– Помилуйте, добрые люди, ведь это мое единственное достояние. Я умру с голоду, если отдам вам его.
Все трое рассмеялись.
– Ты все равно не знаешь, что с ним делать.
И подсказал Каталану его богатый житейский опыт, что сейчас крепко побьют его эти трое и потому надо либо удирать со всех ног, либо просить пощады. Жаль стало Каталану серебряного солида – ну так жаль! – и потому обратился он в бегство. А что оказалось это ошибкой, понял скоро, да только было уж поздно: настигли его шутя, а вот отделали без всякого смеха и снисхождения и деньги отняли.
И остался Каталан один на дороге, с разбитой мордой, без еды, без помощи, без последней надежды. Хотел заплакать – да какое там плакать! Дышать и то больно.
Кое-как побрел дальше, авось встретится кто-нибудь.
В сумерках обогнали Каталана всадники.
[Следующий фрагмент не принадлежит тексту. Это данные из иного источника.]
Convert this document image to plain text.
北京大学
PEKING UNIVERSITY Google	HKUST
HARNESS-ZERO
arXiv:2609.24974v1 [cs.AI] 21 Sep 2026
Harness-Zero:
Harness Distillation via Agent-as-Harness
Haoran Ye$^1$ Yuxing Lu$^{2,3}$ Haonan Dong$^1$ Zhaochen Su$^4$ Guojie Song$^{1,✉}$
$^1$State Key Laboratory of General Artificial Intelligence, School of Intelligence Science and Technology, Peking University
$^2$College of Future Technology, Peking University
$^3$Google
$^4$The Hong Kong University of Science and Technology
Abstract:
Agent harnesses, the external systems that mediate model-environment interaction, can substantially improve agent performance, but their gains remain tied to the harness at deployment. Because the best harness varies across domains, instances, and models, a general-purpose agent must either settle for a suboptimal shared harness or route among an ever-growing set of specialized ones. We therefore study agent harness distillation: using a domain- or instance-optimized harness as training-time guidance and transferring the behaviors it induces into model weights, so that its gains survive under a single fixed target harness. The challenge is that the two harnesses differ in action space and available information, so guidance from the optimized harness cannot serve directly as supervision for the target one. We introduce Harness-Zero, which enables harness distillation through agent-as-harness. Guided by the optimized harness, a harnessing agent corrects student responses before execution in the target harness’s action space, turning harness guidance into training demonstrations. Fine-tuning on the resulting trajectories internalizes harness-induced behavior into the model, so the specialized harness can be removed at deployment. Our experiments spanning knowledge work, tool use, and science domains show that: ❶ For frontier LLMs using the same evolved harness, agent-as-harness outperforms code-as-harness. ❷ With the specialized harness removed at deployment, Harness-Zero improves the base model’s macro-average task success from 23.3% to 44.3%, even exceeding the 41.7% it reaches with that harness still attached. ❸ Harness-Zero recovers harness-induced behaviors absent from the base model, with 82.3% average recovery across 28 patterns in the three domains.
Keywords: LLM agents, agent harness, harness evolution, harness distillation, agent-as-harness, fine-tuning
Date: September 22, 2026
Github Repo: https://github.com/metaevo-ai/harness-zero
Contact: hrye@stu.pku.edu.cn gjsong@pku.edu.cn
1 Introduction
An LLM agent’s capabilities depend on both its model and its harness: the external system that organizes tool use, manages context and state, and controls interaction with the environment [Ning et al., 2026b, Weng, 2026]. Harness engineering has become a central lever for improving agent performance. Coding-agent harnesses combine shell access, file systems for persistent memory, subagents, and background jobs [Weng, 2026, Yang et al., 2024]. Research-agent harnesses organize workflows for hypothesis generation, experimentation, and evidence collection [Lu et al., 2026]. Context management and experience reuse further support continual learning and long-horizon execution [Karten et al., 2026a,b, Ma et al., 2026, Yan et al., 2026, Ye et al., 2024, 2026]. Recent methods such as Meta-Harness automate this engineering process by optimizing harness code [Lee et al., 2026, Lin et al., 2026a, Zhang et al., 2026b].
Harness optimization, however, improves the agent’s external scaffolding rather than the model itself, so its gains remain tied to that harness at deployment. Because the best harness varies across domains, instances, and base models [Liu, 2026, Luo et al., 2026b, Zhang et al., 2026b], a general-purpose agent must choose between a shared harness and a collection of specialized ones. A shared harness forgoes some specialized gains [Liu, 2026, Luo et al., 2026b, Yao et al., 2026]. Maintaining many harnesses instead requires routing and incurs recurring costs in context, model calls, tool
Каталан не растерялся, собрал остатки сил, за стремя уцепился, крича:
– Помогите мне, добрый господин!
Но сил только на это и достало. Разжал ослабевшие пальцы, рухнул лицом в грязь и от сильного удара о землю на миг потерял сознание. Думал уж, что всадники прочь унеслись, но нет – вот приближается к нему кто-то и ногой несильно толкает.
– Эй, ты! Да кто ты таков?
Каталан с громким стоном закопошился в жидкой грязи, поднялся на четвереньки, головой помотал. Лицо расквашенное поднял, глянул мутно – ничего не увидел, так, тень, громада какая-то над ним высится. Хлынули у Каталана слезы, сказать же ничего не смог.
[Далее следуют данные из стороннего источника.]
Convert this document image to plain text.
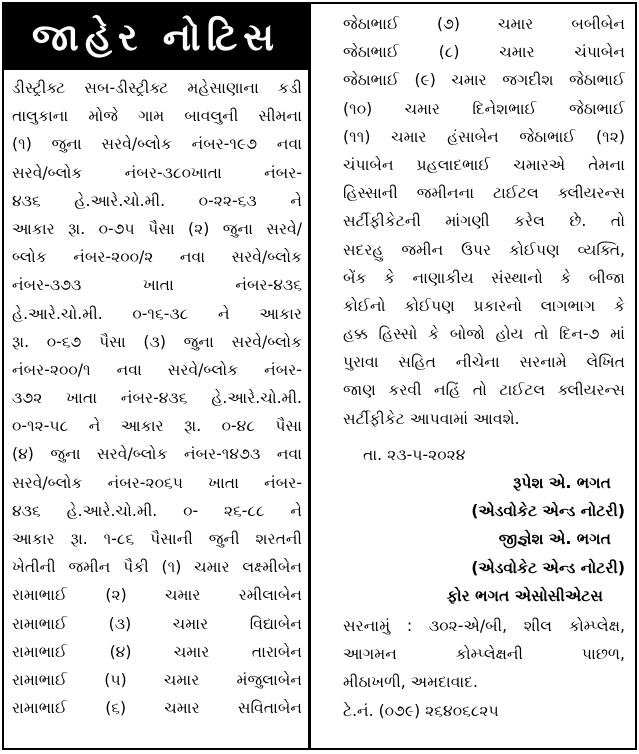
જાહેર નોટિસ
ડીસ્ટ્રીક્ટ સબ-ડીસ્ટ્રીક્ટ મહેસાણાના કડી
તાલુકાના મોજે ગામ બાવલુની સીમના
(૧) જુના સરવે/બ્લોક નંબર-૧૯૭ નવા
સરવે/બ્લોક નંબર-૩૮૦ખાતા નંબર-
૪૩૬ હે.આરે.ચો.મી. ૦-૨૨-૬૩ ને
આકાર રૂા. ૦-૭૫ પૈસા (૨) જુના સરવે/
બ્લોક નંબર-૨૦૦/૨ નવા સરવે/બ્લોક
નંબર-૩૭૩ ખાતા નંબર-૪૩૬
હે.આરે.ચો.મી. ૦-૧૬-૩૮ ને આકાર
રૂા. ૦-૬૭ પૈસા (૩) જુના સરવે/બ્લોક
નંબર-૨૦૦/૧ નવા સરવે/બ્લોક નંબર-
૩૭૨ ખાતા નંબર-૪૩૬ હે.આરે.ચો.મી.
૦-૧૨-૫૮ ને આકાર રૂા. ૦-૪૮ પૈસા
(૪) જુના સરવે/બ્લોક નંબર-૧૪૭૩ નવા
સરવે/બ્લોક નંબર-૨૦૬૫ ખાતા નંબર-
૪૩૬ હે.આરે.ચો.મી. ૦- ૨૬-૮૮ ને
આકાર રૂા. ૧-૮૬ પૈસાની જુની શરતની
ખેતીની જમીન પૈકી (૧) ચમાર લક્ષ્મીબેન
રામાભાઈ (૨) ચમાર રમીલાબેન
રામાભાઈ (૩) ચમાર વિદ્યાબેન
રામાભાઈ (૪) ચમાર તારાબેન
રામાભાઈ (૫) ચમાર મંજુલાબેન
રામાભાઈ (૬) ચમાર સવિતાબેન
જેઠાભાઈ (૭) ચમાર બબીબેન
જેઠાભાઈ (૮) ચમાર ચંપાબેન
જેઠાભાઈ (૯) ચમાર જગદીશ જેઠાભાઈ
(૧૦) ચમાર દિનેશભાઈ જેઠાભાઈ
(૧૧) ચમાર હંસાબેન જેઠાભાઈ (૧૨)
ચંપાબેન પ્રહલાદભાઈ ચમારએ તેમના
હિસ્સાની જમીનના ટાઈટલ ક્લીયરન્સ
સર્ટીફીકેટની માંગણી કરેલ છે. તો
સદરહુ જમીન ઉપર કોઈપણ વ્યક્તિ,
બેંક કે નાણાકીય સંસ્થાનો કે બીજા
કોઈનો કોઈપણ પ્રકારનો લાગભાગ કે
હક્ક હિસ્સો કે બોજો હોય તો દિન-૭ માં
પુરાવા સહિત નીચેના સરનામે લેખિત
જાણ કરવી નહિં તો ટાઈટલ ક્લીયરન્સ
સર્ટીફીકેટ આપવામાં આવશે.
તા. ૨૩-૫-૨૦૨૪
રૂપેશ એ. ભગત
(એડવોકેટ એન્ડ નોટરી)
જીજ્ઞેશ એ. ભગત
(એડવોકેટ એન્ડ નોટરી)
ફોર ભગત એસોસીએટસ
સરનામું : ૩૦૨-એ/બી, શીલ કોમ્પ્લેક્ષ,
આગમન કોમ્પ્લેક્ષની પાછળ,
મીઠાખળી, અમદાવાદ.
ટે.નં. (૦૭૯) ૨૬૪૦૬૮૨૫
А рядом другой голос – низкий, спокойный:
– Возьми его в седло, Гильем.
И подхватили Каталана крепкие руки, помогли подняться, на коня усадили. Конь под холодным дождем горячий, пахнет от него крепко. Как тронулись рысью, так каждая косточка в избитом Каталановом теле запричитала на свой лад; стиснул зубы Каталан, жаловаться не смея.
Вот так оказался он в Каркассоне; а подобрал его воистину добрый сеньор – Пейре Рожьер де Сейссак, знатный рыцарь и шателен, бывший в родстве со многими именитыми баронами Лангедока.
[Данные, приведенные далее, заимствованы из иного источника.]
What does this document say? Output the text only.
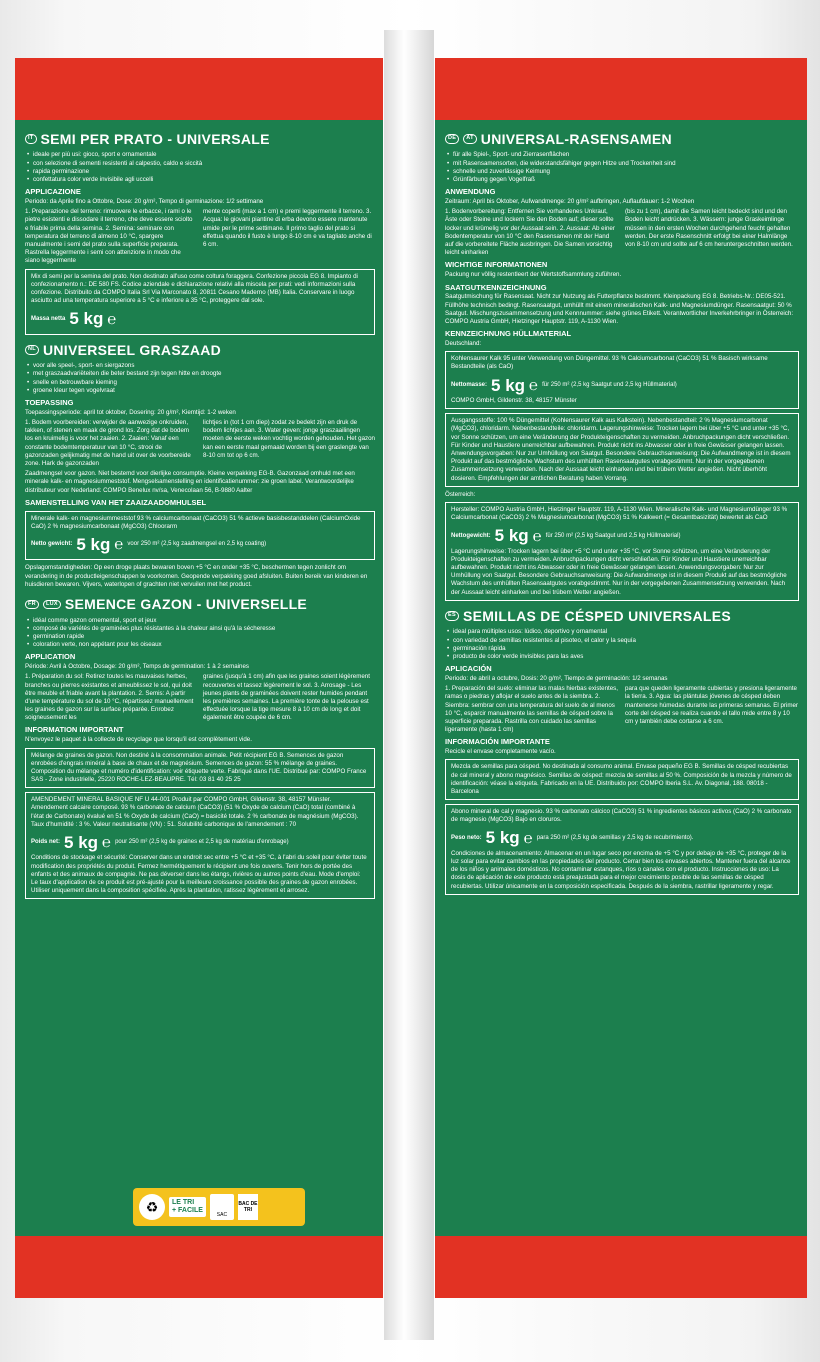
IT SEMI PER PRATO - UNIVERSALE
• ideale per più usi: gioco, sport e ornamentale
• con selezione di sementi resistenti al calpestio, caldo e siccità
• rapida germinazione
• confettatura color verde invisibile agli uccelli
APPLICAZIONE
Periodo: da Aprile fino a Ottobre, Dose: 20 g/m², Tempo di germinazione: 1/2 settimane
1. Preparazione del terreno: rimuovere le erbacce, i rami o le pietre esistenti e dissodare il terreno, che deve essere sciolto e friabile prima della semina. 2. Semina: seminare con temperatura del terreno di almeno 10 °C, spargere manualmente i semi del prato sulla superficie preparata. Rastrella leggermente i semi con attenzione in modo che siano leggermente
mente coperti (max a 1 cm) e premi leggermente il terreno. 3. Acqua: le giovani piantine di erba devono essere mantenute umide per le prime settimane. Il primo taglio del prato si effettua quando il fusto è lungo 8-10 cm e va tagliato anche di 6 cm.
Mix di semi per la semina del prato. Non destinato all'uso come coltura foraggera. Confezione piccola EG 8. Impianto di confezionamento n.: DE 580 FS. Codice aziendale e dichiarazione relativi alla miscela per prati: vedi informazioni sulla confezione. Distribuito da COMPO Italia Srl Via Marconato 8, 20811 Cesano Maderno (MB) Italia. Conservare in luogo asciutto ad una temperatura superiore a 5 °C e inferiore a 35 °C, proteggere dal sole.
Massa netta 5 kg ℮
NL UNIVERSEEL GRASZAAD
• voor alle speel-, sport- en siergazons
• met graszaadvariëteiten die beter bestand zijn tegen hitte en droogte
• snelle en betrouwbare kieming
• groene kleur tegen vogelvraat
TOEPASSING
Toepassingsperiode: april tot oktober, Dosering: 20 g/m², Kiemtijd: 1-2 weken
1. Bodem voorbereiden: verwijder de aanwezige onkruiden, takken, of stenen en maak de grond los. Zorg dat de bodem los en kruimelig is voor het zaaien. 2. Zaaien: Vanaf een constante bodemtemperatuur van 10 °C, strooi de gazonzaden gelijkmatig met de hand uit over de voorbereide zone. Hark de gazonzaden
lichtjes in (tot 1 cm diep) zodat ze bedekt zijn en druk de bodem lichtjes aan. 3. Water geven: jonge graszaailingen moeten de eerste weken vochtig worden gehouden. Het gazon kan een eerste maal gemaaid worden bij een graslengte van 8-10 cm tot op 6 cm.
Zaadmengsel voor gazon. Niet bestemd voor dierlijke consumptie. Kleine verpakking EG-B. Gazonzaad omhuld met een minerale kalk- en magnesiummeststof. Mengselsamenstelling en identificatienummer: zie groen label. Verantwoordelijke distributeur voor Nederland: COMPO Benelux nv/sa, Venecolaan 56, B-9880 Aalter
SAMENSTELLING VAN HET ZAAIZAADOMHULSEL
Minerale kalk- en magnesiummeststof 93 % calciumcarbonaat (CaCO3) 51 % actieve basisbestanddelen (CalciumOxide CaO) 2 % magnesiumcarbonaat (MgCO3) Chloorarm
Netto gewicht: 5 kg ℮ voor 250 m² (2,5 kg zaadmengsel en 2,5 kg coating)
Opslagomstandigheden: Op een droge plaats bewaren boven +5 °C en onder +35 °C, beschermen tegen zonlicht om verandering in de productleigenschappen te voorkomen. Geopende verpakking goed afsluiten. Buiten bereik van kinderen en huisdieren bewaren. Vijvers, waterlopen of grachten niet vervuilen met het product.
FR	LUX SEMENCE GAZON - UNIVERSELLE
• idéal comme gazon ornemental, sport et jeux
• composé de variétés de graminées plus résistantes à la chaleur ainsi qu'à la sécheresse
• germination rapide
• coloration verte, non appétant pour les oiseaux
APPLICATION
Période: Avril à Octobre, Dosage: 20 g/m², Temps de germination: 1 à 2 semaines
1. Préparation du sol: Retirez toutes les mauvaises herbes, branches ou pierres existantes et ameublissez le sol, qui doit être meuble et friable avant la plantation. 2. Semis: A partir d'une température du sol de 10 °C, répartissez manuellement les graines de gazon sur la surface préparée. Enrobez soigneusement les
graines (jusqu'à 1 cm) afin que les graines soient légèrement recouvertes et tassez légèrement le sol. 3. Arrosage - Les jeunes plants de graminées doivent rester humides pendant les premières semaines. La première tonte de la pelouse est effectuée lorsque la tige mesure 8 à 10 cm de long et doit également être coupée de 6 cm.
INFORMATION IMPORTANT
N'envoyez le paquet à la collecte de recyclage que lorsqu'il est complètement vide.
Mélange de graines de gazon. Non destiné à la consommation animale. Petit récipient EG B. Semences de gazon enrobées d'engrais minéral à base de chaux et de magnésium. Semences de gazon: 55 % mélange de graines. Composition du mélange et numéro d'identification: voir étiquette verte. Fabriqué dans l'UE. Distribué par: COMPO France SAS - Zone industrielle, 25220 ROCHE-LEZ-BEAUPRE. Tél: 03 81 40 25 25
AMENDEMENT MINERAL BASIQUE NF U 44-001 Produit par COMPO GmbH, Gildenstr. 38, 48157 Münster. Amendement calcaire composé. 93 % carbonate de calcium (CaCO3) (51 % Oxyde de calcium (CaO) total (combiné à l'état de Carbonate) évalué en 51 % Oxyde de calcium (CaO) = basicité totale. 2 % carbonate de magnésium (MgCO3). Taux d'humidité : 3 %. Valeur neutralisante (VN) : 51. Solubilité carbonique de l'amendement : 70
Poids net: 5 kg ℮ pour 250 m² (2,5 kg de graines et 2,5 kg de matériau d'enrobage)
Conditions de stockage et sécurité: Conserver dans un endroit sec entre +5 °C et +35 °C, à l'abri du soleil pour éviter toute modification des propriétés du produit. Fermez hermétiquement le récipient une fois ouverts. Tenir hors de portée des enfants et des animaux de compagnie. Ne pas déverser dans les étangs, rivières ou autres points d'eau. Mode d'emploi: Le taux d'application de ce produit est pré-ajusté pour la meilleure croissance possible des graines de gazon enrobées. Utiliser uniquement dans la composition spécifiée. Après la plantation, ratissez légèrement et arrosez.
♻	LE TRI
+ FACILE
SAC
BAC DE TRI
DE	AT UNIVERSAL-RASENSAMEN
• für alle Spiel-, Sport- und Zierrasenflächen
• mit Rasensamensorten, die widerstandsfähiger gegen Hitze und Trockenheit sind
• schnelle und zuverlässige Keimung
• Grünfärbung gegen Vogelfraß
ANWENDUNG
Zeitraum: April bis Oktober, Aufwandmenge: 20 g/m² aufbringen, Auflaufdauer: 1-2 Wochen
1. Bodenvorbereitung: Entfernen Sie vorhandenes Unkraut, Äste oder Steine und lockern Sie den Boden auf; dieser sollte locker und krümelig vor der Aussaat sein. 2. Aussaat: Ab einer Bodentemperatur von 10 °C den Rasensamen mit der Hand auf die vorbereitete Fläche ausbringen. Die Samen vorsichtig leicht einharken
(bis zu 1 cm), damit die Samen leicht bedeckt sind und den Boden leicht andrücken. 3. Wässern: junge Graskeimlinge müssen in den ersten Wochen durchgehend feucht gehalten werden. Der erste Rasenschnitt erfolgt bei einer Halmlänge von 8-10 cm und sollte auf 6 cm heruntergeschnitten werden.
WICHTIGE INFORMATIONEN
Packung nur völlig restentleert der Wertstoffsammlung zuführen.
SAATGUTKENNZEICHNUNG
Saatgutmischung für Rasensaat. Nicht zur Nutzung als Futterpflanze bestimmt. Kleinpackung EG 8. Betriebs-Nr.: DE05-521. Füllhöhe technisch bedingt. Rasensaatgut, umhüllt mit einem mineralischen Kalk- und Magnesiumdünger. Rasensaatgut: 50 % Saatgut. Mischungszusammensetzung und Kennnummer: siehe grünes Etikett. Verantwortlicher Inverkehrbringer in Österreich: COMPO Austria GmbH, Hietzinger Hauptstr. 119, A-1130 Wien.
KENNZEICHNUNG HÜLLMATERIAL
Deutschland:
Kohlensaurer Kalk 95 unter Verwendung von Düngemittel. 93 % Calciumcarbonat (CaCO3) 51 % Basisch wirksame Bestandteile (als CaO)
Nettomasse: 5 kg ℮ für 250 m² (2,5 kg Saatgut und 2,5 kg Hüllmaterial)
COMPO GmbH, Gildenstr. 38, 48157 Münster
Ausgangsstoffe: 100 % Düngemittel (Kohlensaurer Kalk aus Kalkstein). Nebenbestandteil: 2 % Magnesiumcarbonat (MgCO3), chloridarm. Nebenbestandteile: chloridarm. Lagerungshinweise: Trocken lagern bei über +5 °C und unter +35 °C, vor Sonne schützen, um eine Veränderung der Produkteigenschaften zu vermeiden. Anbruchpackungen dicht verschließen. Für Kinder und Haustiere unerreichbar aufbewahren. Produkt nicht ins Abwasser oder in freie Gewässer gelangen lassen. Anwendungsvorgaben: Nur zur Umhüllung von Saatgut. Besondere Gebrauchsanweisung: Die Aufwandmenge ist in diesem Produkt auf das bestmögliche Wachstum des umhüllten Rasensaatgutes vorabgestimmt. Nur in der vorgegebenen Zusammensetzung verwenden. Nach der Aussaat leicht einharken und bei trübem Wetter angießen. Nicht überhöht dosieren. Empfehlungen der amtlichen Beratung haben Vorrang.
Österreich:
Hersteller: COMPO Austria GmbH, Hietzinger Hauptstr. 119, A-1130 Wien. Mineralische Kalk- und Magnesiumdünger 93 % Calciumcarbonat (CaCO3) 2 % Magnesiumcarbonat (MgCO3) 51 % Kalkwert (= Gesamtbasizität) bewertet als CaO
Nettogewicht: 5 kg ℮ für 250 m² (2,5 kg Saatgut und 2,5 kg Hüllmaterial)
Lagerungshinweise: Trocken lagern bei über +5 °C und unter +35 °C, vor Sonne schützen, um eine Veränderung der Produkteigenschaften zu vermeiden. Anbruchpackungen dicht verschließen. Für Kinder und Haustiere unerreichbar aufbewahren. Produkt nicht ins Abwasser oder in freie Gewässer gelangen lassen. Anwendungsvorgaben: Nur zur Umhüllung von Saatgut. Besondere Gebrauchsanweisung: Die Aufwandmenge ist in diesem Produkt auf das bestmögliche Wachstum des umhüllten Rasensaatgutes vorabgestimmt. Nur in der vorgegebenen Zusammensetzung verwenden. Nach der Aussaat leicht einharken und bei trübem Wetter angießen.
ES SEMILLAS DE CÉSPED UNIVERSALES
• ideal para múltiples usos: lúdico, deportivo y ornamental
• con variedad de semillas resistentes al pisoteo, el calor y la sequía
• germinación rápida
• producto de color verde invisibles para las aves
APLICACIÓN
Periodo: de abril a octubre, Dosis: 20 g/m², Tiempo de germinación: 1/2 semanas
1. Preparación del suelo: eliminar las malas hierbas existentes, ramas o piedras y aflojar el suelo antes de la siembra. 2. Siembra: sembrar con una temperatura del suelo de al menos 10 °C, esparcir manualmente las semillas de césped sobre la superficie preparada. Rastrilla con cuidado las semillas ligeramente (hasta 1 cm)
para que queden ligeramente cubiertas y presiona ligeramente la tierra. 3. Agua: las plántulas jóvenes de césped deben mantenerse húmedas durante las primeras semanas. El primer corte del césped se realiza cuando el tallo mide entre 8 y 10 cm y también debe cortarse a 6 cm.
INFORMACIÓN IMPORTANTE
Recicle el envase completamente vacío.
Mezcla de semillas para césped. No destinada al consumo animal. Envase pequeño EG B. Semillas de césped recubiertas de cal mineral y abono magnésico. Semillas de césped: mezcla de semillas al 50 %. Composición de la mezcla y número de identificación: véase la etiqueta. Fabricado en la UE. Distribuido por: COMPO Iberia S.L. Av. Diagonal, 188. 08018 - Barcelona
Abono mineral de cal y magnesio. 93 % carbonato cálcico (CaCO3) 51 % ingredientes básicos activos (CaO) 2 % carbonato de magnesio (MgCO3) Bajo en cloruros.
Peso neto: 5 kg ℮ para 250 m² (2,5 kg de semillas y 2,5 kg de recubrimiento).
Condiciones de almacenamiento: Almacenar en un lugar seco por encima de +5 °C y por debajo de +35 °C, proteger de la luz solar para evitar cambios en las propiedades del producto. Cerrar bien los envases abiertos. Mantener fuera del alcance de los niños y animales domésticos. No contaminar estanques, ríos o canales con el producto. Instrucciones de uso: La dosis de aplicación de este producto está preajustada para el mejor crecimiento posible de las semillas de césped recubiertas. Utilizar únicamente en la composición especificada. Después de la siembra, rastrillar ligeramente y regar.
Об этом Каталан узнал уже вечером, лежа на постели за кухней, ближе к печи, в каркассонском доме господина де Сейссака. Прислужницы битую морду жонглеру умыли и, обнаружив под слоем крови и грязи человека молодого и если не смазливого, то все же довольно привлекательного, дружно принялись хихикать, строить глазки и шептать друг дружке на ухо. Обласканный, накормленный, умытый, Каталан обмяк и стал многословно жаловаться на свою разнесчастную жонглерскую долю. Все, все без утайки поведал: и о милостивом, но неудачливом бароне Саварике Нечестивце; и о своевольной Гильеме де Бенож, и о прекрасной и разумной Алане де Вильнев, и о глупенькой Гарсенде.
Едва завершил он горестную повесть, как незамедлительно обнаружил рядом с собой немало привлекательных девушек, каждая из которых была рада вознаградить его за все перенесенные прежде невзгоды.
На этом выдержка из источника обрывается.